Thirteen Drake students recently spent more than two weeks in South Africa visiting numerous historical sites and studying the country's vibrant and complicated past.
Before and during the trip, the students were exposed to South African films, oral narratives, poetry, non-fiction and fiction writing in order to think critically about issues related to apartheid, race, gender, class, sexuality and ethnicity in South Africa. View
photos of the trip online.
Assistant Professors of English Melisa Klimaszewski and Jennifer Perrine led the seminar and accompanied the students on the trip, Drake's first to South Africa.
"South Africa was incredible," said Chelsea Rink, a sophomore English and secondary education major from Davenport, Iowa. "With this seminar, my eyes opened to new places, new concepts and new kinds of people."
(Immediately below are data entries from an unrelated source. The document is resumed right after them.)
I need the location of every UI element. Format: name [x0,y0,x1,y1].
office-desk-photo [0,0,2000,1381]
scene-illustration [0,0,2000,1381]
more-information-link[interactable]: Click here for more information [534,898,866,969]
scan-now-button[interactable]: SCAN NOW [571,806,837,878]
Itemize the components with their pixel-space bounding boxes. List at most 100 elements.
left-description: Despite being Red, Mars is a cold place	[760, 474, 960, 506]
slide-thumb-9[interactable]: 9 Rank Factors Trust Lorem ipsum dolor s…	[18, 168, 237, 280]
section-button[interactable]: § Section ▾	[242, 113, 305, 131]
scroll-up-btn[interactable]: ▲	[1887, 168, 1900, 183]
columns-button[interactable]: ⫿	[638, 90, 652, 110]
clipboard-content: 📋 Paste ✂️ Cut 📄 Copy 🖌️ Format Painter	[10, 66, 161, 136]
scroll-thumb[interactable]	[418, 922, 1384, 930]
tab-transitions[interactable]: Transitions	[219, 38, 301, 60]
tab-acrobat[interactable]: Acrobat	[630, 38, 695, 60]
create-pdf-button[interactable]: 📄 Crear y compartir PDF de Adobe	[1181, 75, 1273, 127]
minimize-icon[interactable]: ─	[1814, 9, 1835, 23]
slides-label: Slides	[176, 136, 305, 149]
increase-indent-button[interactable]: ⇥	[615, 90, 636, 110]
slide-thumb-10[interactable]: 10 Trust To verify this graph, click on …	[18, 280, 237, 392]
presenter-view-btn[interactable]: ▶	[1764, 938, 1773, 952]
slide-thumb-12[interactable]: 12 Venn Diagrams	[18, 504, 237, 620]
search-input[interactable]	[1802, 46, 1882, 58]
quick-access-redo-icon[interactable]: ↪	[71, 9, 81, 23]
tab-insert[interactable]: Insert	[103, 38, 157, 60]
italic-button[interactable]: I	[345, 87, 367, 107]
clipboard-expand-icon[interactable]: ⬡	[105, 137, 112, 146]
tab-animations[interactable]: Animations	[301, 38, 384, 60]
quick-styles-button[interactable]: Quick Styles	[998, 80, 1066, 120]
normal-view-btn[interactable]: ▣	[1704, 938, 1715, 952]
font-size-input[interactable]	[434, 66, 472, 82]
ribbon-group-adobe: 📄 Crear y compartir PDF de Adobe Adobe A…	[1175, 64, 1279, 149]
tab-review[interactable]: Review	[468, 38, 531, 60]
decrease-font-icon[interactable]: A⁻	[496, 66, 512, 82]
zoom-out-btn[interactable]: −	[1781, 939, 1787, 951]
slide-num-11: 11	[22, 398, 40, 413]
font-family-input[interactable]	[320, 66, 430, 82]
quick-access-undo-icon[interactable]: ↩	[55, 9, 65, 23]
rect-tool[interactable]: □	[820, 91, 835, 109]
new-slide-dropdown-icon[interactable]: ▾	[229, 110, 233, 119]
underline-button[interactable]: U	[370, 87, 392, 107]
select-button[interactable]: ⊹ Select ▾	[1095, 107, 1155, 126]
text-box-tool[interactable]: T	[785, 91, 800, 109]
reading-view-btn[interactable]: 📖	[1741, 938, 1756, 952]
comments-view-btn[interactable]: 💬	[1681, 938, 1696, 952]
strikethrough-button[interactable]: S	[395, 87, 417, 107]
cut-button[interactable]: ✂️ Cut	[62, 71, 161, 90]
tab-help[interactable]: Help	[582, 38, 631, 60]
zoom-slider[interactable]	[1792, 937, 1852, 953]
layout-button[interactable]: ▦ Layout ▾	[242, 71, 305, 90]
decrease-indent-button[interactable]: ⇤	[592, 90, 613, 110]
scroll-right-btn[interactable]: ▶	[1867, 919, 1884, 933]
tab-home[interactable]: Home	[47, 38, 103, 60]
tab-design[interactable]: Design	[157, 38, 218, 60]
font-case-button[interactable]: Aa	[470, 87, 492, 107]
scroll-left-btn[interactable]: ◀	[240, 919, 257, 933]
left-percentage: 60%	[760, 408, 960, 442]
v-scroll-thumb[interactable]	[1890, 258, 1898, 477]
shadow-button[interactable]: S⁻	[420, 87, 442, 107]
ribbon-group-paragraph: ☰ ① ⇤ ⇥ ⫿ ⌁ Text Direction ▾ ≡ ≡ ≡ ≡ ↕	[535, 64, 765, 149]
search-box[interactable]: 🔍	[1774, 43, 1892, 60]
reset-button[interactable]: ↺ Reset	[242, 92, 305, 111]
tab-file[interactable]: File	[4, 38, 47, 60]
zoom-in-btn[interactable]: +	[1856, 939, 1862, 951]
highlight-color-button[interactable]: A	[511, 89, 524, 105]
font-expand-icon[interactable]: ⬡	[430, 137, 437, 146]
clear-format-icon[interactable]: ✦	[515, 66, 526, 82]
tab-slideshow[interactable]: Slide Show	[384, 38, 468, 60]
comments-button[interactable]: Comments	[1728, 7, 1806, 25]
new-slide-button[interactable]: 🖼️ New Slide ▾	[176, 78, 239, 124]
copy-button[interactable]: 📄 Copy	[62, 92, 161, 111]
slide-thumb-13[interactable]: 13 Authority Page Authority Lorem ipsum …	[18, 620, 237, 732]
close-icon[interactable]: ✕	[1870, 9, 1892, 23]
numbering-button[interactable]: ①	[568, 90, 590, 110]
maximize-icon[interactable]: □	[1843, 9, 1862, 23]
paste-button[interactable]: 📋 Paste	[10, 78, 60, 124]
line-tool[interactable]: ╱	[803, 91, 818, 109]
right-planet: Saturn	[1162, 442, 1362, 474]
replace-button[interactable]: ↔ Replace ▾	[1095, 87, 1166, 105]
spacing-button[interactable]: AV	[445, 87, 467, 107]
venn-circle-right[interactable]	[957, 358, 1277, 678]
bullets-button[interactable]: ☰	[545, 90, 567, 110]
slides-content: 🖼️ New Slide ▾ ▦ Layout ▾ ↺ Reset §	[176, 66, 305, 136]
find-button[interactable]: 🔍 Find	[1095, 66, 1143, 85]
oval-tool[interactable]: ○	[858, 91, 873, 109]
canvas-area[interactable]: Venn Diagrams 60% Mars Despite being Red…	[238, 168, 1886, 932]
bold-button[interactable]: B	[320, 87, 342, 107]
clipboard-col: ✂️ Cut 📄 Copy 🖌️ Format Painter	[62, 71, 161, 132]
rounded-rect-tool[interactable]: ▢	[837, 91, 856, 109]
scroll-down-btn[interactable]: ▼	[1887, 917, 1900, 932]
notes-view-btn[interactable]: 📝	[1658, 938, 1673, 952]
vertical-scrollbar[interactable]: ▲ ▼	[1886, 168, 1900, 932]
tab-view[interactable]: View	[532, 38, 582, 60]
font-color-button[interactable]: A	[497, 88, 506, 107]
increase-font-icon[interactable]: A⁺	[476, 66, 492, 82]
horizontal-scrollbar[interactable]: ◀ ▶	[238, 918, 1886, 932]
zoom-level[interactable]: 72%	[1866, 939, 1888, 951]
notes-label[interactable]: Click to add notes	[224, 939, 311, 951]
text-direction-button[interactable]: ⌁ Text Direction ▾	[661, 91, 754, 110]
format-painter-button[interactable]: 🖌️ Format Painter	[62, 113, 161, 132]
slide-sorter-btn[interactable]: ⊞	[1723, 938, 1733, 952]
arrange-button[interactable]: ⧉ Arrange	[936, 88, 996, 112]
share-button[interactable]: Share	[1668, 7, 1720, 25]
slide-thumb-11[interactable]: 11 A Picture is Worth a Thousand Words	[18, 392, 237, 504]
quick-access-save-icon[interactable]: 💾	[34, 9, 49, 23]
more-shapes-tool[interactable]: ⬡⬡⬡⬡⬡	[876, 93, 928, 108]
The trip's main goal was to help students understand the turbulent history of the country and race relations before, during and after apartheid. They visited several historical sites, including:
- Constitution Hill in Johannesburg
- The Apartheid Museum in Johannesburg
- The Cradle of Humankind in Gauteng
- Pilanesberg National Park Game Reserve
"By traveling abroad to visit South Africa and learning about its history in the country itself, students see and hear the history from the voices of South Africans themselves," Klimaszewski said. "In turn, we became more aware of the responsibilities attached to our own privileges in the United States."
Ben Hoffman, a junior writing and secondary education major from West Des Moines, Iowa, agreed with Klimaszewski.
"The experience was unique because South Africa is so different from anywhere else," said Hoffman. "The trip made me a global citizen because it helped me recognize aspects of my American-ness that I had never realized before."
After returning to Des Moines, the students and professors met at Drake for post-travel discussions and writing workshops.
"Co-leading a class that, in many ways, lasted 24 hours a day for 18 days made me more reflective about my teaching and increased my appreciation for how much students contribute to my learning process," Perrine said. "This was a valuable experience for everyone involved."